Si l'élection de Barack Obama à la Maison Blanche a levé l'incertitude politique pesant sur la première économie mondiale, les marchés boursiers n'étaient pas euphoriques mercredi, notamment en Europe, et l'horizon économique restait bouché pour de nombreuses entreprises.

Après des clôtures en forte hausse à Tokyo (+4,46%), Hong Kong (+3,67%) et Shanghai (+3,16%), les Bourses européennes ont ouvert dans le rouge mercredi matin, accentuant même leurs pertes en cours de séance.

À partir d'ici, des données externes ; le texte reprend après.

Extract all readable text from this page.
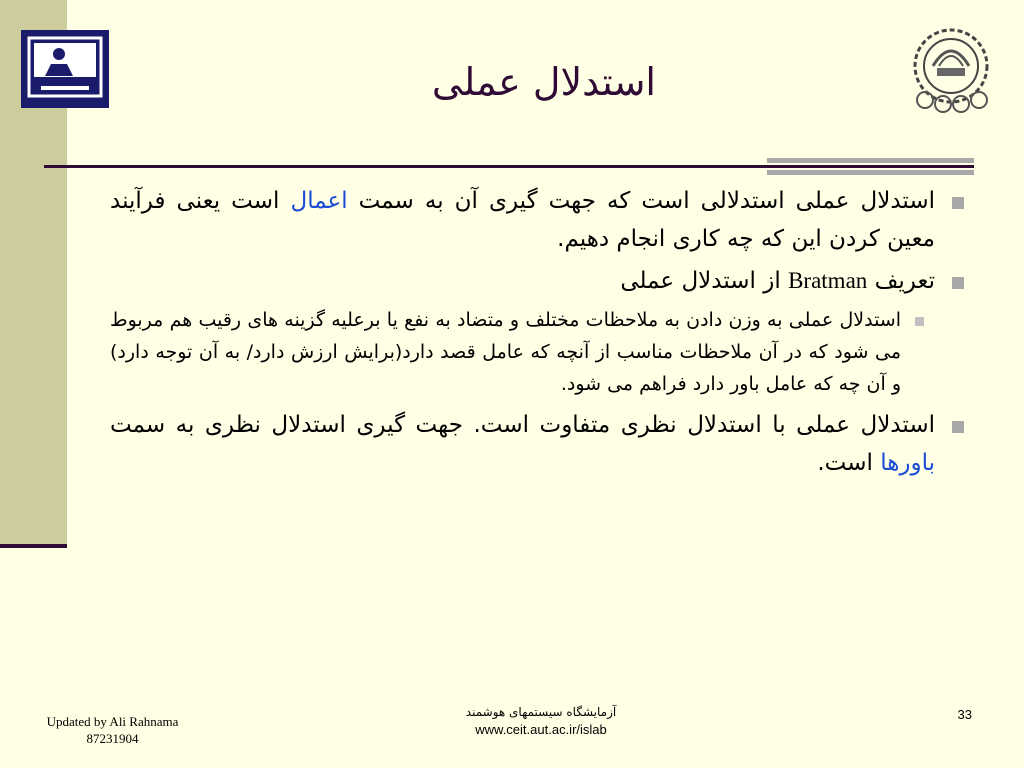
استدلال عملی
استدلال عملی استدلالی است که جهت گیری آن به سمت اعمال است یعنی فرآیند معین کردن این که چه کاری انجام دهیم.
تعریف Bratman از استدلال عملی
استدلال عملی به وزن دادن به ملاحظات مختلف و متضاد به نفع یا برعلیه گزینه های رقیب هم مربوط می شود که در آن ملاحظات مناسب از آنچه که عامل قصد دارد(برایش ارزش دارد/ به آن توجه دارد) و آن چه که عامل باور دارد فراهم می شود.
استدلال عملی با استدلال نظری متفاوت است. جهت گیری استدلال نظری به سمت باورها است.
Updated by Ali Rahnama
87231904
آزمایشگاه سیستمهای هوشمند
www.ceit.aut.ac.ir/islab
33
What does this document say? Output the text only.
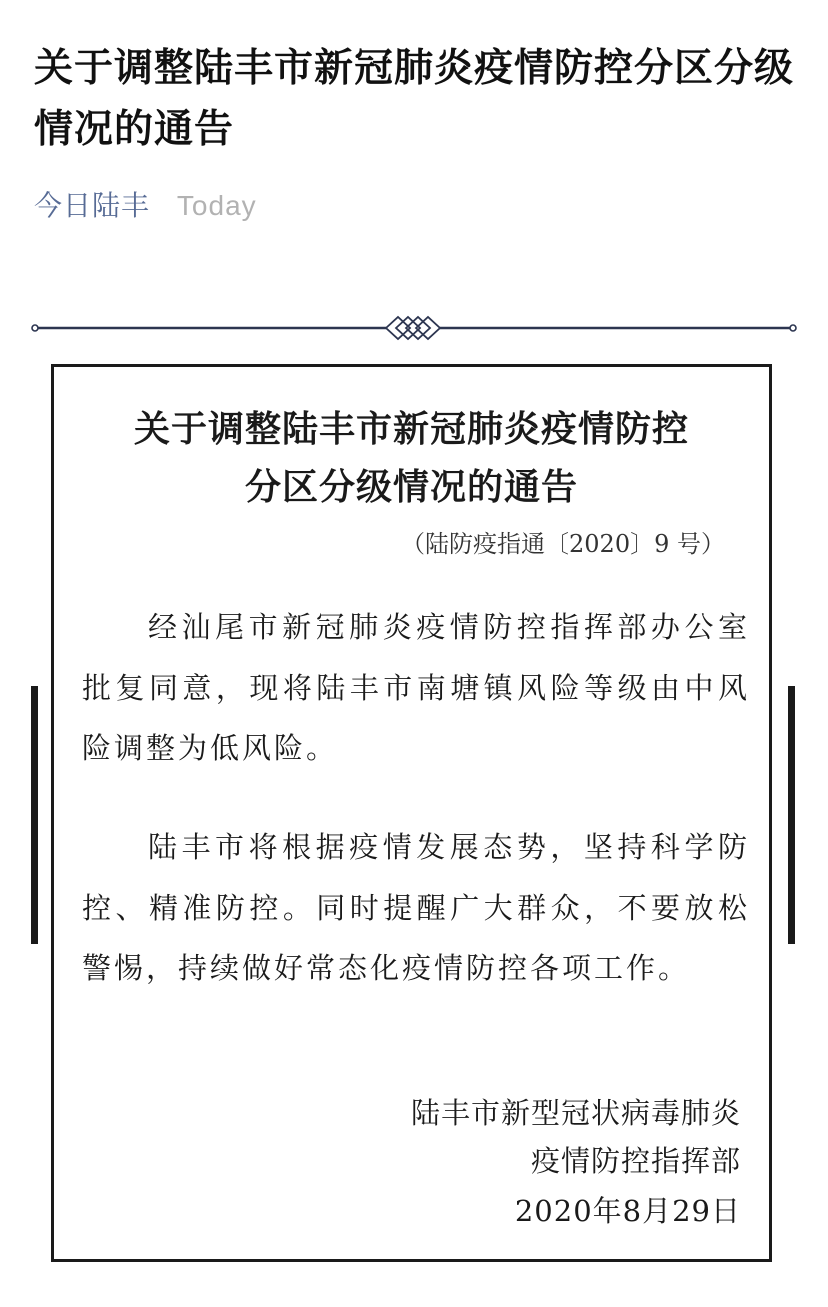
关于调整陆丰市新冠肺炎疫情防控分区分级情况的通告
今日陆丰 Today
关于调整陆丰市新冠肺炎疫情防控
分区分级情况的通告
（陆防疫指通〔2020〕9 号）

经汕尾市新冠肺炎疫情防控指挥部办公室批复同意，现将陆丰市南塘镇风险等级由中风险调整为低风险。

陆丰市将根据疫情发展态势，坚持科学防控、精准防控。同时提醒广大群众，不要放松警惕，持续做好常态化疫情防控各项工作。

陆丰市新型冠状病毒肺炎

疫情防控指挥部

2020年8月29日
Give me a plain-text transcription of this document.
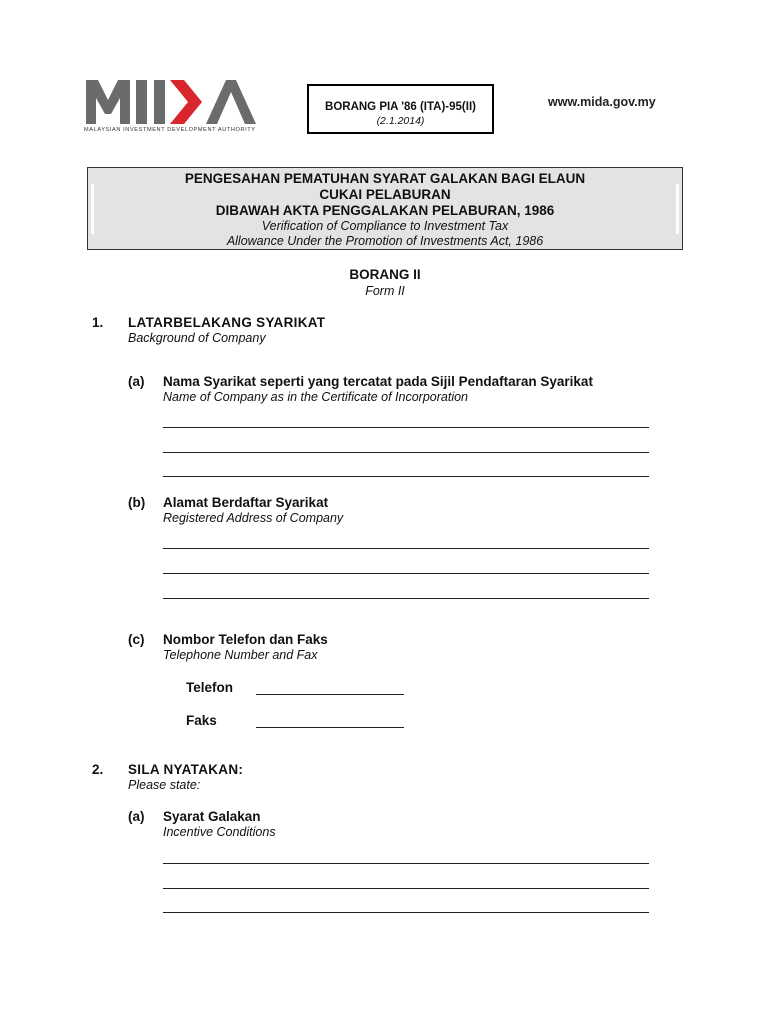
MALAYSIAN INVESTMENT DEVELOPMENT AUTHORITY
BORANG PIA '86 (ITA)-95(II)
(2.1.2014)
www.mida.gov.my
PENGESAHAN PEMATUHAN SYARAT GALAKAN BAGI ELAUN
CUKAI PELABURAN
DIBAWAH AKTA PENGGALAKAN PELABURAN, 1986
Verification of Compliance to Investment Tax
Allowance Under the Promotion of Investments Act, 1986
BORANG II
Form II
1. LATARBELAKANG SYARIKAT
Background of Company
(a) Nama Syarikat seperti yang tercatat pada Sijil Pendaftaran Syarikat
Name of Company as in the Certificate of Incorporation
(b) Alamat Berdaftar Syarikat
Registered Address of Company
(c) Nombor Telefon dan Faks
Telephone Number and Fax
Telefon
Faks
2. SILA NYATAKAN:
Please state:
(a) Syarat Galakan
Incentive Conditions
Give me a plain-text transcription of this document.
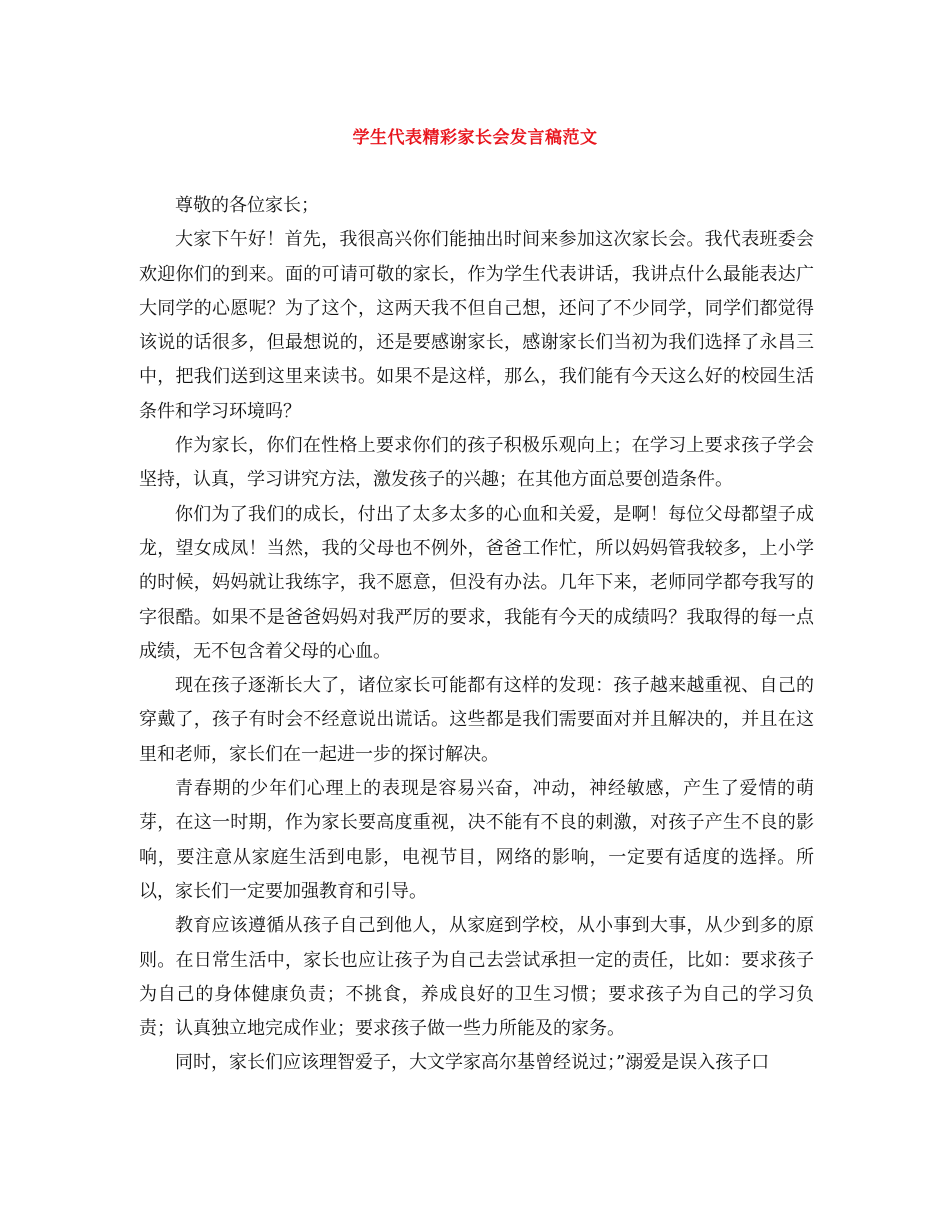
学生代表精彩家长会发言稿范文

尊敬的各位家长；

大家下午好！首先，我很高兴你们能抽出时间来参加这次家长会。我代表班委会欢迎你们的到来。面的可请可敬的家长，作为学生代表讲话，我讲点什么最能表达广大同学的心愿呢？为了这个，这两天我不但自己想，还问了不少同学，同学们都觉得该说的话很多，但最想说的，还是要感谢家长，感谢家长们当初为我们选择了永昌三中，把我们送到这里来读书。如果不是这样，那么，我们能有今天这么好的校园生活条件和学习环境吗？

作为家长，你们在性格上要求你们的孩子积极乐观向上；在学习上要求孩子学会坚持，认真，学习讲究方法，激发孩子的兴趣；在其他方面总要创造条件。

你们为了我们的成长，付出了太多太多的心血和关爱，是啊！每位父母都望子成龙，望女成凤！当然，我的父母也不例外，爸爸工作忙，所以妈妈管我较多，上小学的时候，妈妈就让我练字，我不愿意，但没有办法。几年下来，老师同学都夸我写的字很酷。如果不是爸爸妈妈对我严厉的要求，我能有今天的成绩吗？我取得的每一点成绩，无不包含着父母的心血。

现在孩子逐渐长大了，诸位家长可能都有这样的发现：孩子越来越重视、自己的穿戴了，孩子有时会不经意说出谎话。这些都是我们需要面对并且解决的，并且在这里和老师，家长们在一起进一步的探讨解决。

青春期的少年们心理上的表现是容易兴奋，冲动，神经敏感，产生了爱情的萌芽，在这一时期，作为家长要高度重视，决不能有不良的刺激，对孩子产生不良的影响，要注意从家庭生活到电影，电视节目，网络的影响，一定要有适度的选择。所以，家长们一定要加强教育和引导。

教育应该遵循从孩子自己到他人，从家庭到学校，从小事到大事，从少到多的原则。在日常生活中，家长也应让孩子为自己去尝试承担一定的责任，比如：要求孩子为自己的身体健康负责；不挑食，养成良好的卫生习惯；要求孩子为自己的学习负责；认真独立地完成作业；要求孩子做一些力所能及的家务。

同时，家长们应该理智爱子，大文学家高尔基曾经说过；”溺爱是误入孩子口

A 10H15 GMT, Londres cédait ainsi 2,67%, Paris 2,71% et Francfort 2,02%. Mais il est vrai que les trois places européennes avaient anticipé la victoire du candidat démocrate en prenant plus de 4% chacune mardi.

«A présent, le marché devrait amorcer un nouveau +virage+ baissier», expliquait mercredi matin la maison de courtage Aurel.

Globalement, le dénouement de la présidentielle américaine est cependant perçu positivement par les analystes, «avec le sentiment que l'on a peut-être tourné la page» après des mois de campagne et une dramatique crise financière, observait à New York Marc Pado, de Cantor Fitzgerald.

Rappelant que «l'incertitude est le principal problème du marché», Sherrill Shaffer, ancien chef économiste à la Réserve fédérale de New York, s'attend lui aussi à une «stabilisation» des marchés après des semaines de tourmente.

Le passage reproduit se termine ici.